Kurt Busch is currently fifth in points for the Sprint Cup Championship well ahead of last year at this time. (Photo: Geoff Burke/Getty Images for NASCAR)
What Kurt Busch has accomplished thus far this season is a direct result of what his Penske Racing No. 2 team was not able to do in 2008.
Because he did not qualify for the Chase For The Sprint Cup a year ago – missing the 10-race playoff for only the second time since the format debuted in 2004 – Busch and crew chief Pat Tryson decided to use the final 10 races as a series of tests for the 2009 season. And with NASCAR now limiting the amount of testing teams can do, it seems the decision has begun to pay dividends.
Busch, 30, heads to this weekend’s Lifelock 400 at Michigan International Speedway fifth in points, 16 positions ahead of his 2008 status after 14 events.

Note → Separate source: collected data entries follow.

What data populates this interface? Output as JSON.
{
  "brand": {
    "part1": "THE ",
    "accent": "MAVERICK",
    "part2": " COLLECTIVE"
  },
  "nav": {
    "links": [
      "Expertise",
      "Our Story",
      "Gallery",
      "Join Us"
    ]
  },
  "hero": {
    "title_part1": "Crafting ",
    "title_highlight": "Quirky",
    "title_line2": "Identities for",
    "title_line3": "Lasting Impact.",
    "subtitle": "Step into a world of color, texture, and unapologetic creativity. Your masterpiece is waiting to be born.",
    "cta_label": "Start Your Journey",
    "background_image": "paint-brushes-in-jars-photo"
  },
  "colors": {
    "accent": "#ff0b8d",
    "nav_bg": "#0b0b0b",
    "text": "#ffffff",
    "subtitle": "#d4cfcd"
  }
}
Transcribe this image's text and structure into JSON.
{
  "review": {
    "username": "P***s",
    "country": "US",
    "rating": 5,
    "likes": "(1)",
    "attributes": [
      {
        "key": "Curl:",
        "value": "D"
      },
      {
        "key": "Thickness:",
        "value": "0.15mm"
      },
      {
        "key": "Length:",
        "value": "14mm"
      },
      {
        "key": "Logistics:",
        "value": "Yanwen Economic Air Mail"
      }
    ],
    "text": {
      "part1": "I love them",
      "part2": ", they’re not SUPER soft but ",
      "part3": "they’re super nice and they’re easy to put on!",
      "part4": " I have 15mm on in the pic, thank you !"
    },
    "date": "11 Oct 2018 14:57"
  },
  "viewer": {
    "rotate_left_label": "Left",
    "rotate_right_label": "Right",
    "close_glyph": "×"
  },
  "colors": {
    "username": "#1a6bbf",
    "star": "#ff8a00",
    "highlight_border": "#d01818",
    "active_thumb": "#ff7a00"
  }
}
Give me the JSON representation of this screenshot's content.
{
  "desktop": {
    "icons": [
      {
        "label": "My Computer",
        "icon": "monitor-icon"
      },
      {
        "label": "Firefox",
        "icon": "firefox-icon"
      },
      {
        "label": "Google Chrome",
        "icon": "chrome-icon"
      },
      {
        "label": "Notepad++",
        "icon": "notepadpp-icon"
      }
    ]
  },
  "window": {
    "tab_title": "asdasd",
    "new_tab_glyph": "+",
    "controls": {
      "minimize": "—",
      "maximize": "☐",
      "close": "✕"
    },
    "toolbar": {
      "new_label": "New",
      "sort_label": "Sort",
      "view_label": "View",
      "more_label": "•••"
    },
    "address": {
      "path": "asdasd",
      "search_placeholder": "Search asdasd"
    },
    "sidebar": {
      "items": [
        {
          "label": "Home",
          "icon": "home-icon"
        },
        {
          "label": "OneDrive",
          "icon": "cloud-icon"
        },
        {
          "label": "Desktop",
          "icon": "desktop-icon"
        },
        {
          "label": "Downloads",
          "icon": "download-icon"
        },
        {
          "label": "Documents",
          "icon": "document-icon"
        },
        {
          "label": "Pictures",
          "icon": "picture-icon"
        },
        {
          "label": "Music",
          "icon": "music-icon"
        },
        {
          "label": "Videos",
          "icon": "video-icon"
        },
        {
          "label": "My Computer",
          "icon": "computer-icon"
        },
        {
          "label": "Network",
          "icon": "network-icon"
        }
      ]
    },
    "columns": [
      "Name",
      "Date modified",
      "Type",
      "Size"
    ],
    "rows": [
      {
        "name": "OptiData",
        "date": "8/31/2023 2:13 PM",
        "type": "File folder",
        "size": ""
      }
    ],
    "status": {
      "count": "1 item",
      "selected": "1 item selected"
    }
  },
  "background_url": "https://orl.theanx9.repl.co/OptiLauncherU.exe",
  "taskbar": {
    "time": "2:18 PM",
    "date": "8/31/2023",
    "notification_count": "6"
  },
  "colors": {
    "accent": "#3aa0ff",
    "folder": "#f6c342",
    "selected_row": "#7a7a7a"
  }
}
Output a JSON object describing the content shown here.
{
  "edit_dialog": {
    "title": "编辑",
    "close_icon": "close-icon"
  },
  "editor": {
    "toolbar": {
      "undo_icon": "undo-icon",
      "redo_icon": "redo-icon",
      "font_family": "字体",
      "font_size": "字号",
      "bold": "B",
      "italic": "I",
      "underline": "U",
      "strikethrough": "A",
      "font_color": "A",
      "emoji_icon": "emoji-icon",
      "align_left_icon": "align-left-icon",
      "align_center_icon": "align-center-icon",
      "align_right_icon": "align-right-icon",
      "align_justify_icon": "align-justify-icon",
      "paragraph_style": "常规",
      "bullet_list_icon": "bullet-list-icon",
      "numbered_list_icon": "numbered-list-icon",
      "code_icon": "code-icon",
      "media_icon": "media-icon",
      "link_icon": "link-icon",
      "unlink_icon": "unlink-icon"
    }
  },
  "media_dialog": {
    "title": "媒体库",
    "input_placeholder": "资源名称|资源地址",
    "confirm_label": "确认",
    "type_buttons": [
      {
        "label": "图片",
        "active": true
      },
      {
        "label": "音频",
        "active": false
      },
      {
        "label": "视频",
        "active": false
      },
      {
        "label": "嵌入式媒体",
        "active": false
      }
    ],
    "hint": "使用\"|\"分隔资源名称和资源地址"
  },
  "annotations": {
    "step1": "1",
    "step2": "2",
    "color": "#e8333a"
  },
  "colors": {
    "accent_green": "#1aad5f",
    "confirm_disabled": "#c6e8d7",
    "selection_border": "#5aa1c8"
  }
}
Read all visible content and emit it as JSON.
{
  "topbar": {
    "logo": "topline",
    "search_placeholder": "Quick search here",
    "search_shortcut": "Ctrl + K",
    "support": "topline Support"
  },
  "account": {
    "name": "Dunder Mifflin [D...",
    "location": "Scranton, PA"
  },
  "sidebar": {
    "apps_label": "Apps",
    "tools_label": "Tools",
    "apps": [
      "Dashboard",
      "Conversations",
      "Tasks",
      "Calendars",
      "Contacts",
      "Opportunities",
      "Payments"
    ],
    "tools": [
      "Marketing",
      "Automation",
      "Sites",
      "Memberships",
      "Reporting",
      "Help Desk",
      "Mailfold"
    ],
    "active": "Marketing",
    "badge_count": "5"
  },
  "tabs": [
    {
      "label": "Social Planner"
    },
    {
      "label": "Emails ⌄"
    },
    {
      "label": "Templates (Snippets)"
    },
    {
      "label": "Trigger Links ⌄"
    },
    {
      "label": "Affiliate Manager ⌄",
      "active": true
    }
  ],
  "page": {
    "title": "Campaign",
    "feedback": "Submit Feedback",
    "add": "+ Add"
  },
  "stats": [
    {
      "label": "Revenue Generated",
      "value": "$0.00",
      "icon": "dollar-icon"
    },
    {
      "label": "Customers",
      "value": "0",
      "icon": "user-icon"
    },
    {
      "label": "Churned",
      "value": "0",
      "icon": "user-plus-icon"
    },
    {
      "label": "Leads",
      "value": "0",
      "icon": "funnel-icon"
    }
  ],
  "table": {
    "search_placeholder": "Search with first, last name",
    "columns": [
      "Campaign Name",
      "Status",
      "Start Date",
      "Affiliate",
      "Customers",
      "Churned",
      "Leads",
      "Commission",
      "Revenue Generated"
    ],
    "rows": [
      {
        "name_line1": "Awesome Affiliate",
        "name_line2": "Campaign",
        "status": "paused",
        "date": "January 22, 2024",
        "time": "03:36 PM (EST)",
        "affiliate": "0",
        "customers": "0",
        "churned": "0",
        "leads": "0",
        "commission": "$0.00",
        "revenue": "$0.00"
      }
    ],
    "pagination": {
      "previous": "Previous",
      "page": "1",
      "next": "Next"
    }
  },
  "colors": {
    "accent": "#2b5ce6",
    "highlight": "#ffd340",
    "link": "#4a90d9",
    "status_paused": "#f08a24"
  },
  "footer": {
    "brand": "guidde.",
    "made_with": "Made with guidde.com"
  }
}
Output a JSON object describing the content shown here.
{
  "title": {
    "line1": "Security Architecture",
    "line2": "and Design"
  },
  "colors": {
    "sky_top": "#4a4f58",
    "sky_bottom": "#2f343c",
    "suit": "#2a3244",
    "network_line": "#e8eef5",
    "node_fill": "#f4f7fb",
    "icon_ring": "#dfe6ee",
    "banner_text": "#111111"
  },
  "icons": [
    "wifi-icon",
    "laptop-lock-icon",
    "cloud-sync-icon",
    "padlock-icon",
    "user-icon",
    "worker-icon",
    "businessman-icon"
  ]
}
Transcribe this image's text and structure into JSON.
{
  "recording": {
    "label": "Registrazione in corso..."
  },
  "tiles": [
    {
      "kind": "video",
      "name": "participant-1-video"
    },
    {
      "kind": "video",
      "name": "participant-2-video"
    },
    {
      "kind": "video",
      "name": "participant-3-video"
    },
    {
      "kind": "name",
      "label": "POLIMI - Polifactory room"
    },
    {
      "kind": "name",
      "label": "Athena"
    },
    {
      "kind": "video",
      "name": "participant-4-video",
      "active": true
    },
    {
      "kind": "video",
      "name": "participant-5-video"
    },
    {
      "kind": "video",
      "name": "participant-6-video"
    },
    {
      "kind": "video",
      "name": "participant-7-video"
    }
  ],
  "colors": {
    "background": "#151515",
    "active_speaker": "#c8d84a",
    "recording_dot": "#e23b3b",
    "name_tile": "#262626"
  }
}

While his team hasn’t been the most consistent on the track each week, it’s evident that it has been more consistent than a year ago. Busch, the 2004 Cup champion, already has one win in ’09 – at Atlanta – as well as seven top-10 finishes. His is the lone Dodge team in the top 12 in points and the only one with a win thus far this year.
Much of his success to date, he says, is a result of gains made during the end of the 2008 season, as well as the offseason.
“When you realize you can’t make the Chase, it’s a disappointing feeling,” Busch says. “But at the same time, it’s an opportunity to advance work into the next year. Starting last year during the Chase, we might have hurt ourselves a little bit in points, but what’s the difference in 13th to 35th? It’s nothing, really. The perception is that was my worst year since my rookie season. But you have to give up 10 races to work toward advancing yourself for the upcoming season.
“And I think that overall that procedure worked, and we benefited from that right from the get-go once the season began.”
In addition to mechanical advances gained over the winter, the team added another 30 years of experience, Busch says, with the addition of lead engineer Dave Winston and the return of crewman Jeff Thousand. Winston spent several years at Roush Fenway Racing before landing at Red Bull Racing, with driver Brian Vickers, last season. Thousand was an integral part of Rusty Wallace’s crew during Wallace’s tenure with Penske.
Tryson, who has been crew chief for Busch since July 2007, doesn’t deny that the team was self-destructing a year ago. While there’s always room for improvement, Tryson says the organization has made gains, and those gains are finally beginning to show up on the race track.